ABSTRACT

With her first detective novel, Black, black, black, Marta Sanz (Madrid, 1967–) joins a growing group of authors who, since 2001, have addressed issues surrounding contemporary immigration to Spain within the well-established generic codes of crime fiction. 1 The novelas negras, dedicated to the phenomenon, range from the classic hardboiled and police procedural varieties to more experimental subgenres that engage the postmodern and postcolonial conceptions of truth and identity. As shall be seen, Sanz’s Black, black, black (2010) operates as a metaphysical detective novel as Patricia Merivale and Susan Elizabeth Sweeney have defined it; that is, the text functions with hermeneutic skepticism that subverts traditional conventions and asks questions about mysteries of “being” and “knowing” that transcend the mystery plot (2). In this antidetective novel, unlike its Spanish predecessors, immigrants are not placed front and center in order to address narrowly their respective victimization or guilt in terms of the crime being investigated. Instead, concerns over immigration and integration are interwoven with the questioning of broader economic issues including globalization and disparity of wealth, free trade and real estate bubbles, as well as social questions relating to gay rights, divorce, custody rights, (statutory) rape, religious plurality, and elder abuse. The novel is divided into three parts, each referring to one of the “blacks” in its title: “Black I” is narrated by the private investigator, Arturo Zarco; “Black II” is told by the neighbor, Luz, and includes portions from her fictional journal; and “Black III” is narrated by Paula, Zarco’s ex-wife and investigating sidekick. 2 Each of the text’s narrators is acutely aware of the intra- and intertextuality with which their stories function and of the prejudicial power that Western cultural references can have over perception and knowledge of self and other.

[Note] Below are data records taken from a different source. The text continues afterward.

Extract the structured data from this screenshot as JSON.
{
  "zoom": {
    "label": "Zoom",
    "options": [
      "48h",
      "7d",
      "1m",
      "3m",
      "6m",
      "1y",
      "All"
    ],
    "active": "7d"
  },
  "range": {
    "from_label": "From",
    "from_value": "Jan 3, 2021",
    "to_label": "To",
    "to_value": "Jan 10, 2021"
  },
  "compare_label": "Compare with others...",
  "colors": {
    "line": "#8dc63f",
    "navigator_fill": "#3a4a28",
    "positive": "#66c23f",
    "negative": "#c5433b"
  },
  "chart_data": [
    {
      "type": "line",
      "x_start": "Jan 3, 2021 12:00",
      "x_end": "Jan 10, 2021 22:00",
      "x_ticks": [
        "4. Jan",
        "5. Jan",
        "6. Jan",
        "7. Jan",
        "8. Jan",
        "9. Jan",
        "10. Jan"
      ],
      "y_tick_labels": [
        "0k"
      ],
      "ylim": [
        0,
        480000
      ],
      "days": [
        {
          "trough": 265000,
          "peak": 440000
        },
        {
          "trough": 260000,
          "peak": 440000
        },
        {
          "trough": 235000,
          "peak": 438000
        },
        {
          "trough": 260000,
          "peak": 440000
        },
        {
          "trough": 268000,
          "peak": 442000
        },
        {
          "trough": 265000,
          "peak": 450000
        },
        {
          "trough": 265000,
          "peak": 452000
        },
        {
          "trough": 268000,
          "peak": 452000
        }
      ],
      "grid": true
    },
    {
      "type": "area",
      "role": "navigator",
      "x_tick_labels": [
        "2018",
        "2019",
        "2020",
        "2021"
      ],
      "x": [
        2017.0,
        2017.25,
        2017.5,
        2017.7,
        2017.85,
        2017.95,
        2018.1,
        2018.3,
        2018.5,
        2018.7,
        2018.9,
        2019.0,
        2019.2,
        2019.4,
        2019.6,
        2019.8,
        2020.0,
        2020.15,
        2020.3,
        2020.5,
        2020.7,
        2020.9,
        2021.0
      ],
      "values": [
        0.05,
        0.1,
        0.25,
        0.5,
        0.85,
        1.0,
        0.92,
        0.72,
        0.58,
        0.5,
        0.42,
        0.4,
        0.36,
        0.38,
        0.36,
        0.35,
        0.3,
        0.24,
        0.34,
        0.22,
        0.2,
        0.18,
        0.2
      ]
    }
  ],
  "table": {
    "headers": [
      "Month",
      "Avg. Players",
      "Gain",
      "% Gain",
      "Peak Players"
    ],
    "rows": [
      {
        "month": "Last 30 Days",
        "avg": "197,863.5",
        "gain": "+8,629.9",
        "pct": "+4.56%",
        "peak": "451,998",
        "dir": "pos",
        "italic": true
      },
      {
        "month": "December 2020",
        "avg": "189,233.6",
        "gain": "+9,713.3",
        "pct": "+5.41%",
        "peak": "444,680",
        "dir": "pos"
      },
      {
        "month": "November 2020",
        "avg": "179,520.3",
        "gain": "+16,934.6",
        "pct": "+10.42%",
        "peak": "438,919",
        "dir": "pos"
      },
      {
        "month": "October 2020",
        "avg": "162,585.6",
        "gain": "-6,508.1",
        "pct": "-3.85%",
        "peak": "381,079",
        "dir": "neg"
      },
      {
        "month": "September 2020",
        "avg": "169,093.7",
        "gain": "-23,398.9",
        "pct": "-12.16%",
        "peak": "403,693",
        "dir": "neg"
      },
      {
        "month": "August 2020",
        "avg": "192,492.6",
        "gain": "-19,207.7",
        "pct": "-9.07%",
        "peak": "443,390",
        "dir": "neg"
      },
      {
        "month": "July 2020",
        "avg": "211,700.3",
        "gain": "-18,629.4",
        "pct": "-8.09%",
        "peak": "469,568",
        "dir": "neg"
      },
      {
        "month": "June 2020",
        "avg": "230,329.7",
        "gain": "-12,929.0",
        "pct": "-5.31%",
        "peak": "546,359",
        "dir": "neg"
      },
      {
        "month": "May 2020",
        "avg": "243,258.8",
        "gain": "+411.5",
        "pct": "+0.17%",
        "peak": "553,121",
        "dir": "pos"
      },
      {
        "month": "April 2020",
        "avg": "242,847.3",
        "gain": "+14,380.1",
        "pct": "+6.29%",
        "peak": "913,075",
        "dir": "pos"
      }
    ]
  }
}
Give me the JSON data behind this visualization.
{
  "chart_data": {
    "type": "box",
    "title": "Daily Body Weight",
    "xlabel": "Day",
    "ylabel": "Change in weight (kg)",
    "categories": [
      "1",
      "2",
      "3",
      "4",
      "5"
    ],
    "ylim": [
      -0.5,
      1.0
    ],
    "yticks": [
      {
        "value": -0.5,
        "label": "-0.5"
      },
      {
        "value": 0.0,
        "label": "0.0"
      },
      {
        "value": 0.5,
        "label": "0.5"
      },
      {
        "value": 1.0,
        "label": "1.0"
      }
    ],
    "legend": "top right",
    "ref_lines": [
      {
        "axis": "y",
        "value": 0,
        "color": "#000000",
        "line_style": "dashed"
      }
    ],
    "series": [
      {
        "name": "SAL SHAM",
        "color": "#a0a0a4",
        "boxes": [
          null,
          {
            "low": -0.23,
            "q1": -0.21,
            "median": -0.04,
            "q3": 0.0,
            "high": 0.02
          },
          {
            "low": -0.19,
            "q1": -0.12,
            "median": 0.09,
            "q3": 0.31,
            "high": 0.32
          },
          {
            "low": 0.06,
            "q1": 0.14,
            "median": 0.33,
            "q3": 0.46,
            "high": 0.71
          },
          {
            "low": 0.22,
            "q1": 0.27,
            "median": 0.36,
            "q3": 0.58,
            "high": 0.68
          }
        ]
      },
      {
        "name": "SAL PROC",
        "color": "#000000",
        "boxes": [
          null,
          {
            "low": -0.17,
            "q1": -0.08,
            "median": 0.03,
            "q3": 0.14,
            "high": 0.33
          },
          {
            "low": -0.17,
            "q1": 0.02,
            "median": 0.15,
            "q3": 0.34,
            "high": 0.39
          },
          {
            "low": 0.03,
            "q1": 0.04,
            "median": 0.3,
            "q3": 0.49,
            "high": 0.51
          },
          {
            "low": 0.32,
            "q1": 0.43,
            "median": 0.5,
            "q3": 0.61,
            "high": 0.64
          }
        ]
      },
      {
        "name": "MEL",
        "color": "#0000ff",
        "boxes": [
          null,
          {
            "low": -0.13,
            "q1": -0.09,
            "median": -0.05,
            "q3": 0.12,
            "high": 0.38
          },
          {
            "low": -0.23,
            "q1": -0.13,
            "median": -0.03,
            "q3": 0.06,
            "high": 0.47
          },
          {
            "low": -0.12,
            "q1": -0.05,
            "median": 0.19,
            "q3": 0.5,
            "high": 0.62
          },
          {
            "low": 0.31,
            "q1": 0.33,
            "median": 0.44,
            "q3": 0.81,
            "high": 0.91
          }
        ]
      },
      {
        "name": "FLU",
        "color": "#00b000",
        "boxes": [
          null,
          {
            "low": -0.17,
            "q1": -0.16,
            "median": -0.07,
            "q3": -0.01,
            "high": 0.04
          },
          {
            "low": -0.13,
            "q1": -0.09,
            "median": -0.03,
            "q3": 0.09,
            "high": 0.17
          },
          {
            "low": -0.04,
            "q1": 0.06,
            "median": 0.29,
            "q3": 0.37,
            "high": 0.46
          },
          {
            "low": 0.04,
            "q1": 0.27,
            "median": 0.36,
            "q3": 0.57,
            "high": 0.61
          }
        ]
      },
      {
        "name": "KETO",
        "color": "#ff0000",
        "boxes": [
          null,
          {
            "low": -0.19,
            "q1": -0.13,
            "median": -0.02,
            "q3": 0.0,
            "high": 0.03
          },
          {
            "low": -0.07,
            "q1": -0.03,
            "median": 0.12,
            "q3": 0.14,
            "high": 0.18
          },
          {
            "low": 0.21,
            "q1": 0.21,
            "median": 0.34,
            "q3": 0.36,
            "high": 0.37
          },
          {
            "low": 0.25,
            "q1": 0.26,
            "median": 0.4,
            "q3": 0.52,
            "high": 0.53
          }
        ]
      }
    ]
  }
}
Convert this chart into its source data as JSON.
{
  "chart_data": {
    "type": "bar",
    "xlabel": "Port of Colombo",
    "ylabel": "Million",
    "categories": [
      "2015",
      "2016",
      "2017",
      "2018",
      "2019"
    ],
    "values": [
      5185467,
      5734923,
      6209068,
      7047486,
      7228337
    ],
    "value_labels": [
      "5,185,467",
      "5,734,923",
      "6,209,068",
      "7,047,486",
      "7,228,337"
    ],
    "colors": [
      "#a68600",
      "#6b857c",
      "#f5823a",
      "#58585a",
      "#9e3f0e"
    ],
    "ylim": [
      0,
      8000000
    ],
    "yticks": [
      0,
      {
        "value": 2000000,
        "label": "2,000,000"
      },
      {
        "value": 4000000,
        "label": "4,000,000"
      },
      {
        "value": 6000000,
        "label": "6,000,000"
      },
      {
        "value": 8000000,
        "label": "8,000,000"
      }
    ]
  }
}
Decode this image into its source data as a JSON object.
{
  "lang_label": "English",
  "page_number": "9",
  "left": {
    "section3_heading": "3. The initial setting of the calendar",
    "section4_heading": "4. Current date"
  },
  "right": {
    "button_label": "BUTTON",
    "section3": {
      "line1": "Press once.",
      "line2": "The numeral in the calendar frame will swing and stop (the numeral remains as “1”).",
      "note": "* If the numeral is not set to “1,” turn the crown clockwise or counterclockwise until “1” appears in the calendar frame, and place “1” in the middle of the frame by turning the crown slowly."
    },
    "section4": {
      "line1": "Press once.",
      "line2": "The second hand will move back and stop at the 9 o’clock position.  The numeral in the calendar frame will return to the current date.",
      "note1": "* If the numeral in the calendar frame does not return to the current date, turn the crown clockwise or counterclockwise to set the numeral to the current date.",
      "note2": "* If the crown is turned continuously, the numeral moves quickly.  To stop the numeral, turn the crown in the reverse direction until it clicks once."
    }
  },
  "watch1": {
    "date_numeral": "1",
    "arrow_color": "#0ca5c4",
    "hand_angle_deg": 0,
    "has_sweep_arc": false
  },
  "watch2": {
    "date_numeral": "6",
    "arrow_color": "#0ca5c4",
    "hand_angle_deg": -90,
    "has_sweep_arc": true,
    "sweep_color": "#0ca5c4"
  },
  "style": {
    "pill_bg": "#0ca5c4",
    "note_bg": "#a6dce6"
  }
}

In this way, Black, black, black is not only a novel that depicts immigrant characters’ difficulties as they resist acculturation and confront xenophobia in one of Madrid’s central, middle-class neighborhoods, it is also a text that is grounded in the postmodern tenet that any ultimate truth is not attainable and begs its readers to question the ways and degrees by which our understanding of ethics and justice are predetermined by our cultural mores.